TUESDAY, Nov. 12 (HealthScoutNews) -- The health disadvantages of using growth hormone to fight the aging process far outweigh any benefit it may carry, new research says.
The study finds older men and women taking human growth hormone and sex hormones can increase muscle, decrease fat and improve aerobic capacity. The bad news, however, is that some of those benefits aren't as great as they seem at first blush. Moreover, the treatment has all sorts of unpleasant or dangerous side effects. They include swelling, arthritis-like joint pain, carpal tunnel syndrome and, most seriously, an increase in glucose intolerance and diabetes.
"Growth hormone intervention in the elderly is not yet ready for prime time," says study author Dr. Marc Blackman, clinical director for the National Center for Complementary and Alternative Medicine at the National Institutes of Health. "These hormones are powerful, and we need to learn much more about them before we use them as an anti-aging treatment."
The study appears in tomorrow's Journal of the American Medical Association, a special issue that focuses on aging.
Blackman and his colleagues divided 74 men and 57 women, aged 65 to 88, into eight groups. Each group was given a different combination of the hormones.
The four women's groups were given growth hormone alone, the sex hormones estrogen and progesterone alone, both growth hormone and estrogen/progesterone, or a placebo.
The four men's groups were given either growth hormone alone, the sex hormone testosterone alone, both growth hormone and testosterone, or a placebo.
The aim for the six-month study was to restore the levels of growth hormone and sex hormones to that of healthy 20- to 35-year-olds, Blackman says. He explained that as people age, they experience a decrease in muscle mass and strength, an increase in body fat, a thinning of the bones, and a decrease in cardiovascular endurance.
Normal aging is also associated with a decrease in the release of testosterone in men, estrogen and progesterone in women, and growth hormone in both sexes.
The hope was that restoring levels of these key hormones in elderly people would reverse some of the signs of aging, Blackman says.
It didn't work out quite that well.
Men and women treated with growth hormone alone or a growth hormone/sex hormone combo showed a significant increase in lean body mass and a decrease in fat.
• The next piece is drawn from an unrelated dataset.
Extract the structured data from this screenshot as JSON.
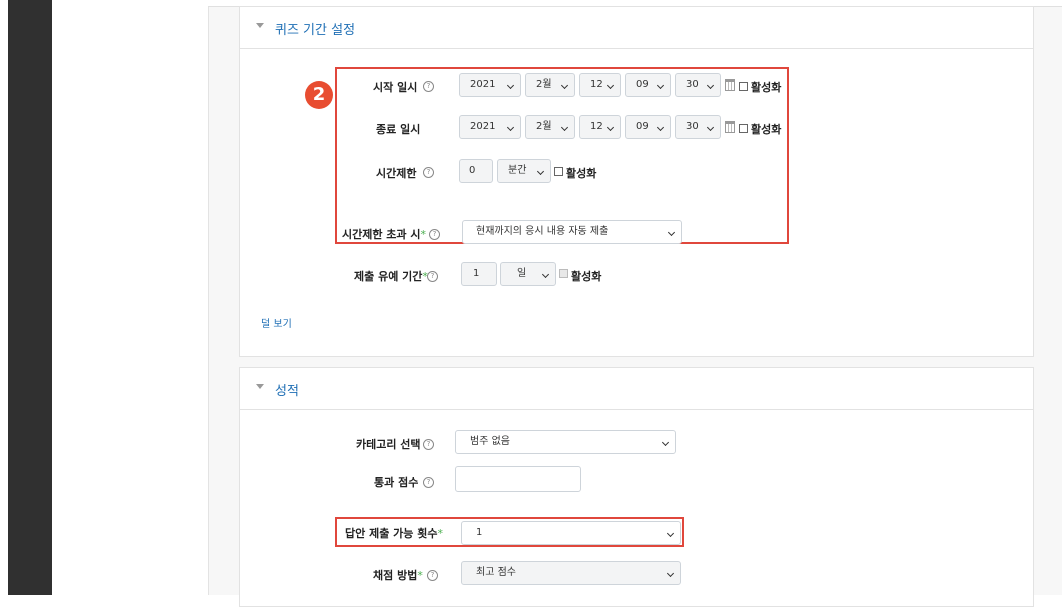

The groups treated with only the sex hormones or the placebo showed no increase.
However, while muscle mass increased, their strength didn't. That could mean the cells in the lean body tissues were simply more full of water, making it appear bigger on a measuring device called a dual-energy X-ray absorptiometry, says Dr. Richard Spark, director of steroid research at Beth Israel Hospital and associate clinical professor of medicine at Harvard Medical School in Boston.
"What it basically says is you can change the architecture of the body without improving the function of the body," Spark says. "That has bedeviled human growth hormone advocates for years."
The study also found that men who were given growth hormone and testosterone showed an increase in aerobic capacity during a treadmill test. Women didn't show similar gains.
However, the major problem with the hormone treatment is the side effects -- 40 percent of men and women in the study experienced swelling, joint pain and glucose intolerance or diabetes.
"The side effects of human growth hormone are substantial," Spark says. "Its a fairly toxic treatment."
The side effects went away a few weeks after the hormone treatment was halted.
Growth hormone is produced in the pituitary gland. It's common practice to give growth hormone supplements to someone who has a growth hormone deficiency because of disease, such as a pituitary tumor, Spark says.
The same goes for testosterone. Men who have a testosterone deficiency are often prescribed hormone replacement.
But recently, more men with what doctors consider normal hormone levels for their age have been requesting supplements as an anti-aging treatment, which worries doctors.
"I couldn't possibly sanction giving it to them until I know they're effective and safe," Blackman says. "And at this point we still have a lot more to learn."